Treatment for spinal fractures may be operative (surgery) or nonoperative (conservative care). Research comparing these two treatment methods is very limited. It’s difficult to compare the results between these two interventions. For one thing, surgeons use different methods to classify the injury.
And patient populations vary considerably. More serious injuries are often treated surgically creating a bias in favor of one treatment over another. The question has been raised as to whether or not surgery is really needed just because the injury is more severe. Some experts have suggested that the long-term results wouldn’t be any different between operative and nonoperative care.
In this study, differences in results between operative and nonoperative patients with traumatic thoracic or lumbar spine fractures are reported. Measures of outcome included quality of life, residual pain, and neurologic recovery. Work status was also reviewed.
Patients were treated at one of two surgery centers. One center only performs surgery in unusual cases. All other patients are treated conservatively without surgery. The second center has adopted a more aggressive approach. Surgery is done on anyone with unstable or neurologically involved fractures.
Conservative care consisted of bed rest and/or a plaster cast until fracture healing occurred. Alternately, the surgical group had a stabilization and fusion operation of the fractured segment. After the operation, everyone wore a protective brace called a thoracic-lumbar-sacral orthosis (TLSO).
All things considered, patients in the two groups were very similar. The main difference was the larger number of men in both groups but especially in the operative group. Results were assessed using two well-known surveys of health status. The complication rate was high (20 per cent) but equal between the two groups. Types of problems varied from infection to bowel paralysis.
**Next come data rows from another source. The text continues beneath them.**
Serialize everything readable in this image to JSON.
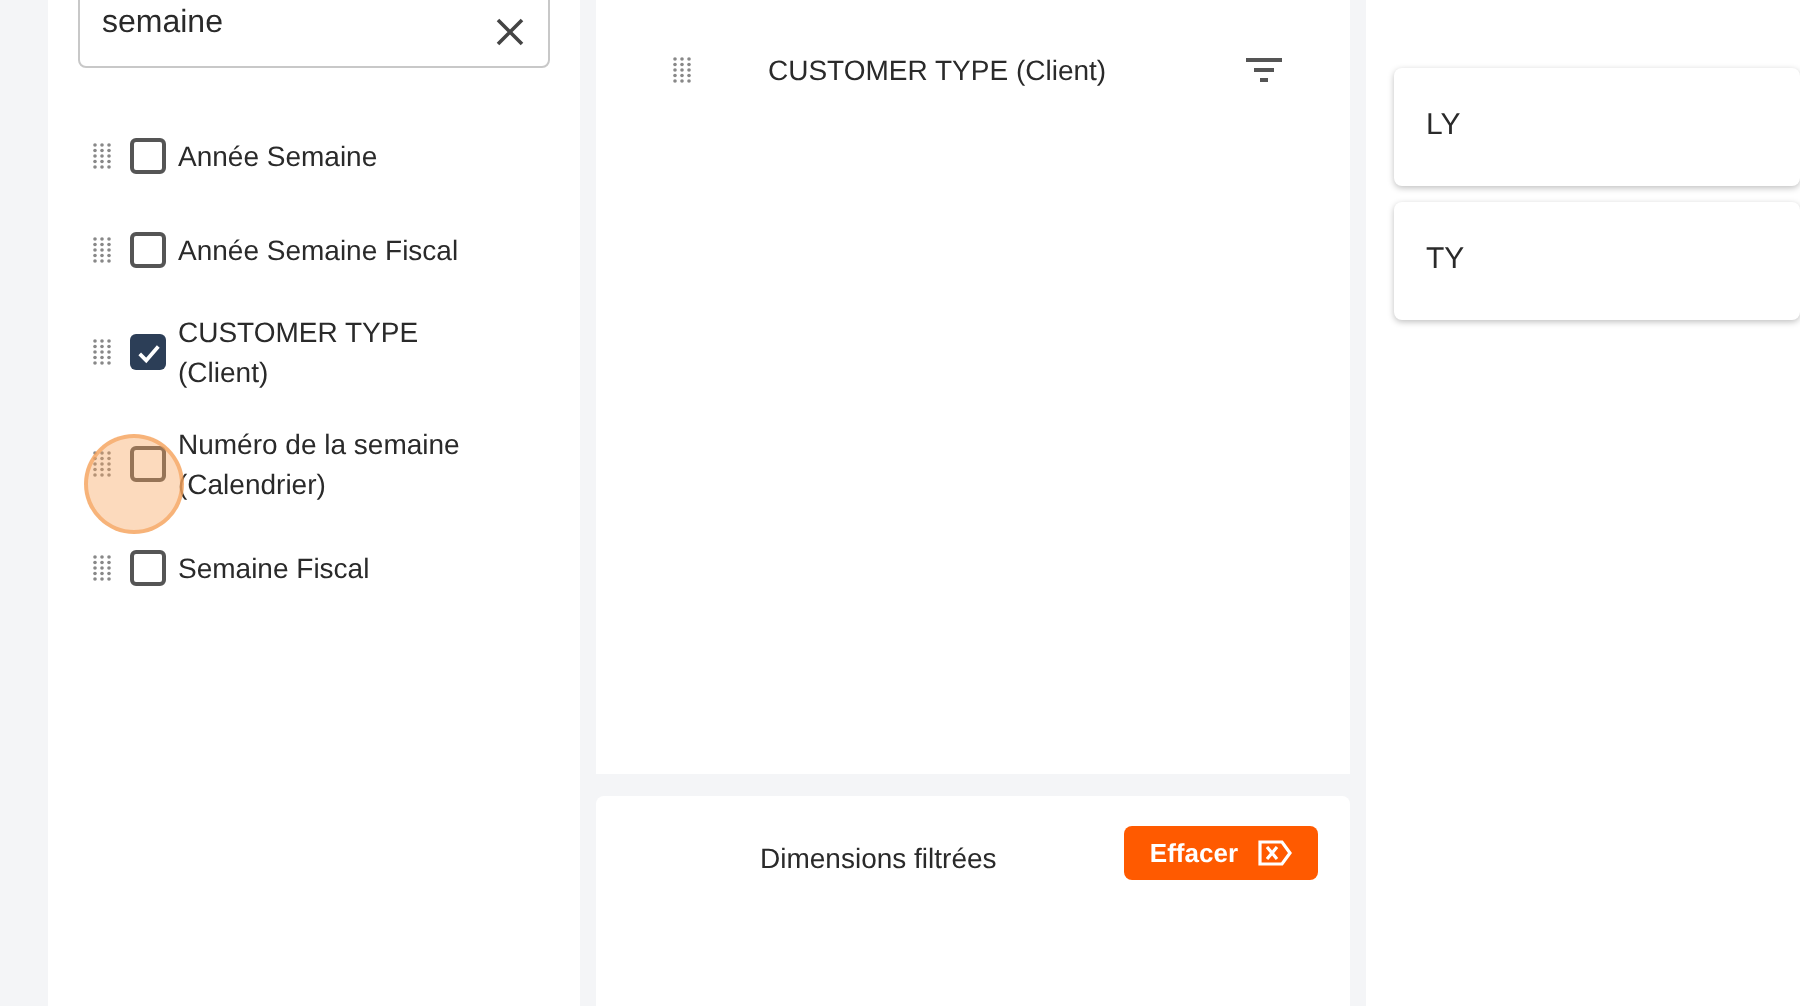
{
  "search": {
    "value": "semaine"
  },
  "fields": [
    {
      "label": "Année Semaine",
      "checked": false
    },
    {
      "label": "Année Semaine Fiscal",
      "checked": false
    },
    {
      "label": "CUSTOMER TYPE (Client)",
      "checked": true
    },
    {
      "label": "Numéro de la semaine (Calendrier)",
      "checked": false
    },
    {
      "label": "Semaine Fiscal",
      "checked": false
    }
  ],
  "selected_dimensions": [
    {
      "label": "CUSTOMER TYPE (Client)"
    }
  ],
  "filtered": {
    "title": "Dimensions filtrées",
    "clear_button": "Effacer"
  },
  "measures": [
    {
      "label": "LY"
    },
    {
      "label": "TY"
    }
  ]
}
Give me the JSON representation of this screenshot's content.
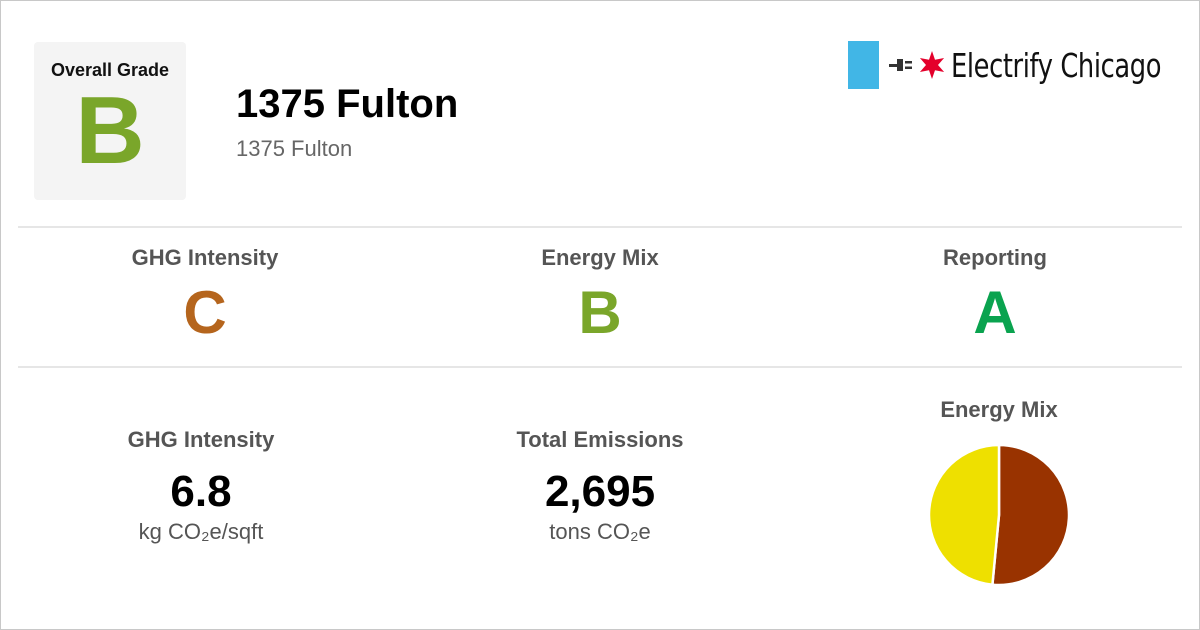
{
  "header": {
    "overall_grade_label": "Overall Grade",
    "overall_grade": "B",
    "building_name": "1375 Fulton",
    "building_address": "1375 Fulton",
    "logo_text": "Electrify Chicago"
  },
  "grades": [
    {
      "label": "GHG Intensity",
      "grade": "C",
      "color": "#b5651d"
    },
    {
      "label": "Energy Mix",
      "grade": "B",
      "color": "#7aa62a"
    },
    {
      "label": "Reporting",
      "grade": "A",
      "color": "#0aa34f"
    }
  ],
  "stats": {
    "ghg_intensity": {
      "label": "GHG Intensity",
      "value": "6.8",
      "unit": "kg CO₂e/sqft"
    },
    "total_emissions": {
      "label": "Total Emissions",
      "value": "2,695",
      "unit": "tons CO₂e"
    },
    "energy_mix_title": "Energy Mix"
  },
  "chart_data": {
    "type": "pie",
    "title": "Energy Mix",
    "slices": [
      {
        "value": 51.5,
        "color": "#993300"
      },
      {
        "value": 48.5,
        "color": "#eee000"
      }
    ]
  }
}
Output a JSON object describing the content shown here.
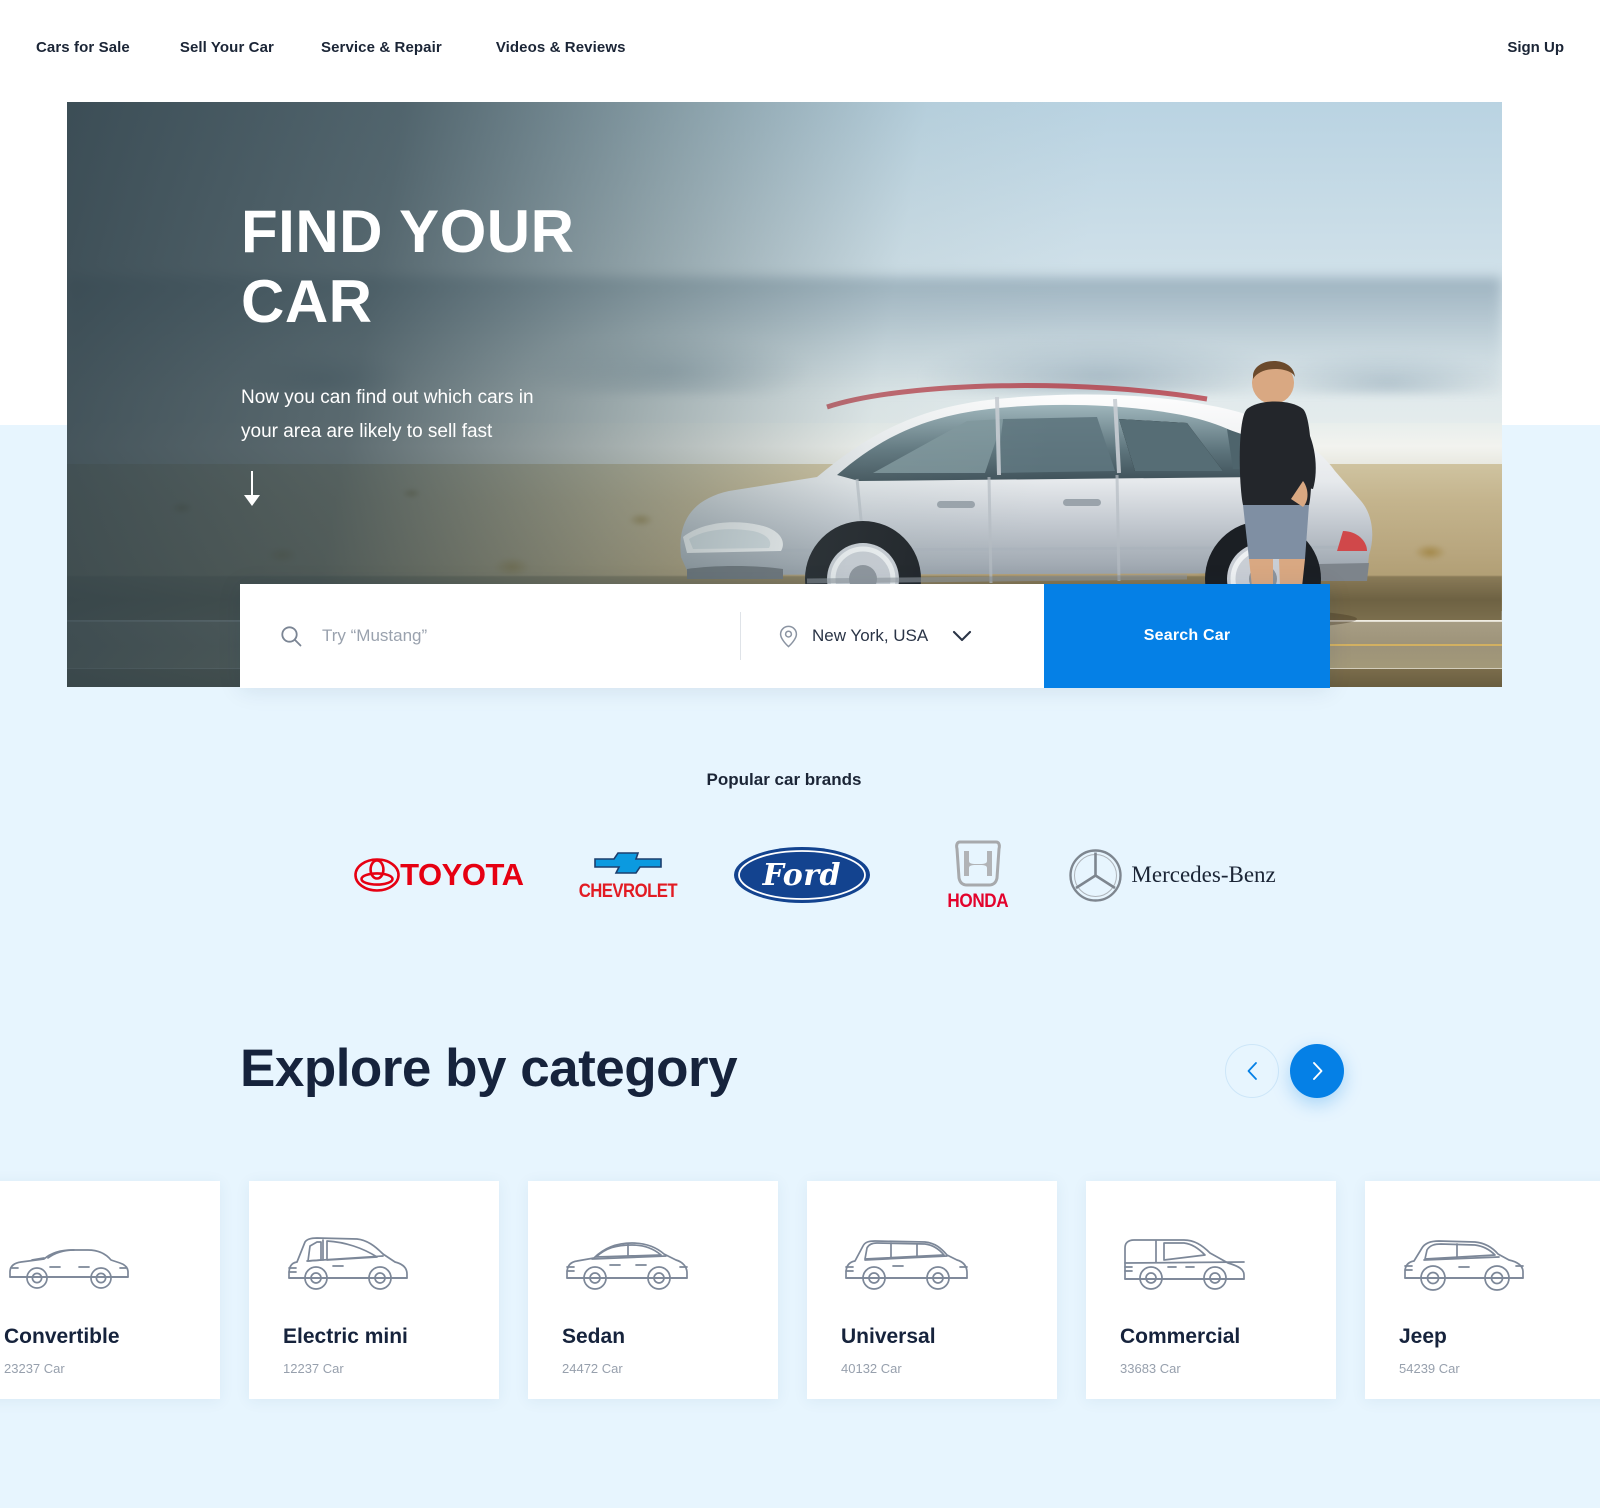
{
  "nav": {
    "links": [
      {
        "label": "Cars for Sale"
      },
      {
        "label": "Sell Your Car"
      },
      {
        "label": "Service & Repair"
      },
      {
        "label": "Videos & Reviews"
      }
    ],
    "signup_label": "Sign Up"
  },
  "hero": {
    "title": "FIND YOUR CAR",
    "subtitle": "Now you can find out which cars in your area are likely to sell fast",
    "scroll_icon": "arrow-down-icon"
  },
  "search": {
    "placeholder": "Try “Mustang”",
    "search_icon": "search-icon",
    "location_icon": "map-pin-icon",
    "location_value": "New York, USA",
    "chevron_icon": "chevron-down-icon",
    "button_label": "Search Car",
    "accent_color": "#0580e6"
  },
  "brands": {
    "title": "Popular car brands",
    "items": [
      {
        "name": "Toyota",
        "wordmark": "TOYOTA",
        "color": "#e60012"
      },
      {
        "name": "Chevrolet",
        "wordmark": "CHEVROLET",
        "color": "#e21b23"
      },
      {
        "name": "Ford",
        "wordmark": "Ford",
        "color": "#1b3f94"
      },
      {
        "name": "Honda",
        "wordmark": "HONDA",
        "color": "#e3032c"
      },
      {
        "name": "Mercedes-Benz",
        "wordmark": "Mercedes-Benz",
        "color": "#16233c"
      }
    ]
  },
  "explore": {
    "title": "Explore  by category",
    "prev_icon": "chevron-left-icon",
    "next_icon": "chevron-right-icon",
    "cards": [
      {
        "title": "Convertible",
        "count": "23237 Car",
        "icon": "convertible-car-icon"
      },
      {
        "title": "Electric mini",
        "count": "12237 Car",
        "icon": "electric-mini-car-icon"
      },
      {
        "title": "Sedan",
        "count": "24472 Car",
        "icon": "sedan-car-icon"
      },
      {
        "title": "Universal",
        "count": "40132 Car",
        "icon": "universal-wagon-icon"
      },
      {
        "title": "Commercial",
        "count": "33683 Car",
        "icon": "commercial-van-icon"
      },
      {
        "title": "Jeep",
        "count": "54239 Car",
        "icon": "jeep-suv-icon"
      }
    ]
  },
  "theme": {
    "page_background": "#e7f5fe",
    "accent": "#0580e6",
    "text_dark": "#16233c"
  }
}
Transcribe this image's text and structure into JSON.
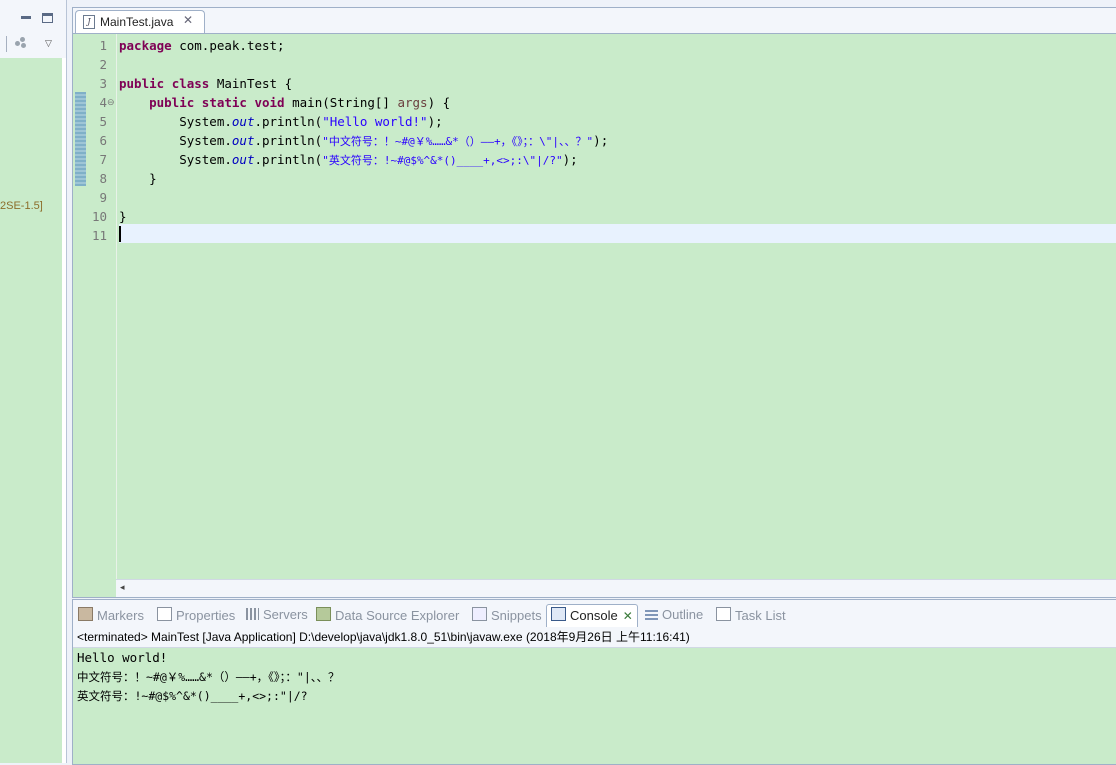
{
  "left_panel": {
    "minimize_icon": "minimize-icon",
    "maximize_icon": "maximize-icon",
    "filter_icon": "filter-icon",
    "menu_icon": "view-menu-icon",
    "jre_label": "2SE-1.5]"
  },
  "editor": {
    "tab": {
      "label": "MainTest.java",
      "icon": "java-file-icon",
      "close": "✕"
    },
    "line_numbers": [
      "1",
      "2",
      "3",
      "4",
      "5",
      "6",
      "7",
      "8",
      "9",
      "10",
      "11"
    ],
    "code": {
      "l1_kw": "package",
      "l1_rest": " com.peak.test;",
      "l3_kw1": "public",
      "l3_kw2": "class",
      "l3_rest": " MainTest {",
      "l4_indent": "    ",
      "l4_kw1": "public",
      "l4_kw2": "static",
      "l4_kw3": "void",
      "l4_mid": " main(String[] ",
      "l4_param": "args",
      "l4_end": ") {",
      "sys_prefix": "        System.",
      "out": "out",
      "println": ".println(",
      "l5_str": "\"Hello world!\"",
      "l6_str": "\"中文符号：！~#@￥%……&*（）——+，《》；：\\\"|、、？\"",
      "l7_str": "\"英文符号：!~#@$%^&*()____+,<>;:\\\"|/?\"",
      "close_paren": ");",
      "l8": "    }",
      "l10": "}"
    }
  },
  "views": {
    "tabs": [
      {
        "label": "Markers",
        "icon": "markers-icon"
      },
      {
        "label": "Properties",
        "icon": "properties-icon"
      },
      {
        "label": "Servers",
        "icon": "servers-icon"
      },
      {
        "label": "Data Source Explorer",
        "icon": "data-source-icon"
      },
      {
        "label": "Snippets",
        "icon": "snippets-icon"
      },
      {
        "label": "Console",
        "icon": "console-icon"
      },
      {
        "label": "Outline",
        "icon": "outline-icon"
      },
      {
        "label": "Task List",
        "icon": "task-list-icon"
      }
    ],
    "console_close": "✕"
  },
  "console": {
    "header": "<terminated> MainTest [Java Application] D:\\develop\\java\\jdk1.8.0_51\\bin\\javaw.exe (2018年9月26日 上午11:16:41)",
    "output": [
      "Hello world!",
      "中文符号：！~#@￥%……&*（）——+，《》；：\"|、、？",
      "英文符号：!~#@$%^&*()____+,<>;:\"|/?"
    ]
  }
}
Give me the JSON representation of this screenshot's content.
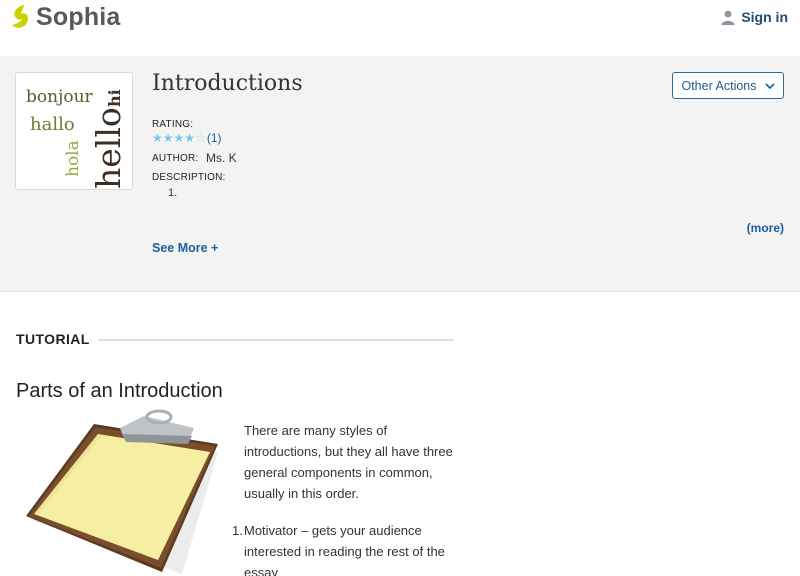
{
  "brand": {
    "name": "Sophia",
    "accent": "#c8d300"
  },
  "header": {
    "signin_label": "Sign in",
    "user_icon": "user-icon"
  },
  "lesson": {
    "title": "Introductions",
    "thumbnail_words": [
      "hi",
      "bonjour",
      "hallo",
      "hola",
      "hello"
    ],
    "rating_label": "RATING:",
    "rating_value": 4,
    "rating_max": 5,
    "rating_count": "(1)",
    "author_label": "AUTHOR:",
    "author_value": "Ms. K",
    "description_label": "DESCRIPTION:",
    "description_item": "1.",
    "more_label": "(more)",
    "see_more_label": "See More +",
    "actions_label": "Other Actions"
  },
  "content": {
    "section_label": "TUTORIAL",
    "heading": "Parts of an Introduction",
    "image_icon": "clipboard-image",
    "paragraph": "There are many styles of introductions, but they all have three general components in common, usually in this order.",
    "list": [
      {
        "num": "1.",
        "text": "Motivator – gets your audience interested in reading the rest of the essay"
      }
    ]
  },
  "colors": {
    "link": "#1b5fa0",
    "star": "#7dc5e5",
    "panel": "#f3f3f3"
  }
}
Pain and disability were also equal between the two groups. Health-related quality of life was also comparable from one group to the other. Patients in both groups who had neurologic involvement had the worst results.
Women in both groups tended to have lower scores in terms of physical and mental function. The reason for this was not clear. Osteoporosis and a stiffer spine in women may account for some of the differences between the sexes.
And finally, patients in the operative group had a shorter rehab period and faster earlier return to work date. Even with the higher costs related to surgery, operative care was still more cost-effective than nonoperative care. This factor alone might tip the scales in favor of operative therapy for traumatic spinal fractures.